I was able to talk to a member of DPD staff, using a phone number which is not publicised on their website, to rearrange delivery of the parcel on the next Saturday. It took three attempts to confirm that this was done, having twice been put on hold and not phoned back, as custom and good business sense might dictate. When I checked their tracker on Saturday, however, the computer system linked to it was down, and DPD could not provide me with an intelligible answer - over perhaps three calls - whether it might be delivered to me that day. I was wrongly told that there might be a delay in my recieving email notification that the parcel was on its way; rather, I received no message at all. They could not even tell me whether it has been "scanned into" the van, or indeed off it when I called again later that day.
DPD stole a day of my precious free time by insisting that I stayed at home to pick up a parcel which they could not confirm the existence of, and never arrived - one which I could not pick up from their depot after a day of non-delivery, it further transpired. During the course of this fiasco, a DPD employee assured me that he would call me back that afternoon on my landline, and did not. In a further hilarious twist, it has emerged when re-arranging delivery that DPD cannot add additional contact numbers for a person to their system.
Eventually I was notified by further email that my parcel had been delivered to the shop I could not reach. Fortunately, my partner was going to work later than usual one day shortly afterwards, and would be able to pick it up for me, or so I thought. Having received a strong dose of nonsense already, I phoned DPD to check whether this would be feasible, only to be told that as per their protocol, for someone to pick it up they would have to have the same surname as me, and carry a bewildering array of identification.

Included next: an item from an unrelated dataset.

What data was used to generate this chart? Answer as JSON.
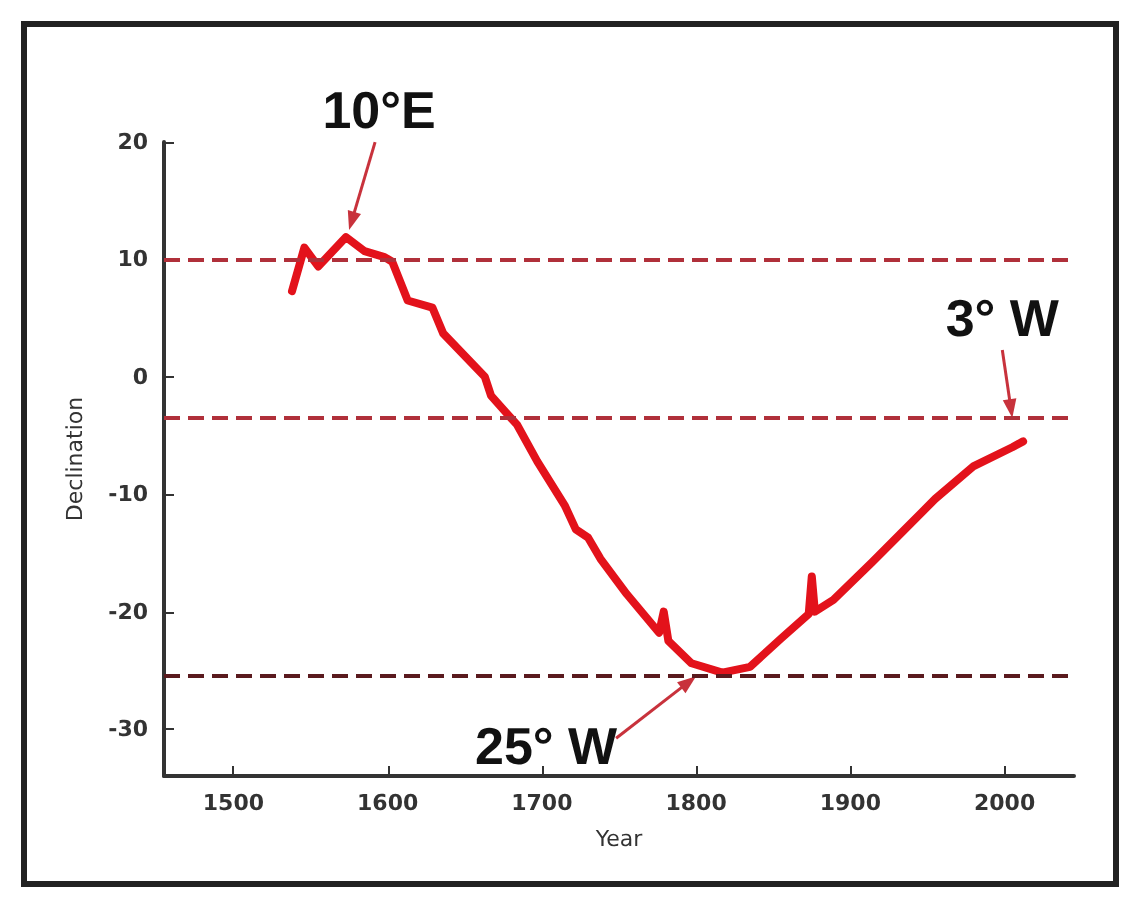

Not even a council letter with both of our names, and the same address would be enough; government-mandated acceptance of cohabitation, it seems, was not good enough for DPD, who insist that a person must either be married or a ward of their parents to be worthy of their service! One must either conform to their morals or be defrauding the authorities.
I was given the lame excuse that this was due to data protection; it cannot, for this has nothing to do with the processing of personal information or the security of data. The fact that other services such as Parcel Force would see this as more than enough ID was brushed aside, and although admitting that this system was flawed, that this issue is a common occurrence, the call handler professed to be unable to do anything because it was a protocol, a holy and untouchable thing he could do nothing about beyond ask that I complain myself - which I declined in light of how much of my time DPD had already wasted. (In light of the irony of mentioning this in a complaint I should add that it is being written on my commute, having finished my book.)
In the end, my partner was able to pick up the package, having called the shop who were happy to accept the identification and documents we could arrange. It transpires, then, that DPD has a call centre staffed with persons who know nothing of their own processes. They were particularly amused by the arrival of a parcel festooned with handwritten labels stating that it was to be delivered Saturday, and to my home.
In short, if you wish to have parcels lost, experience dreadful customer service (perhaps 1/4 call handlers were helpful, although those who were could only be called exceptional), and see the folly of an excessively bureaucratic organisation operating at weekends but excepting its IT staff from this duty (they fixed the tracking system early on a Monday, suggesting a minor, and perhaps easily corrected fault), I recommend DPD with every fibre of my body. Otherwise don't bother with having anything to do with this farcical organisation.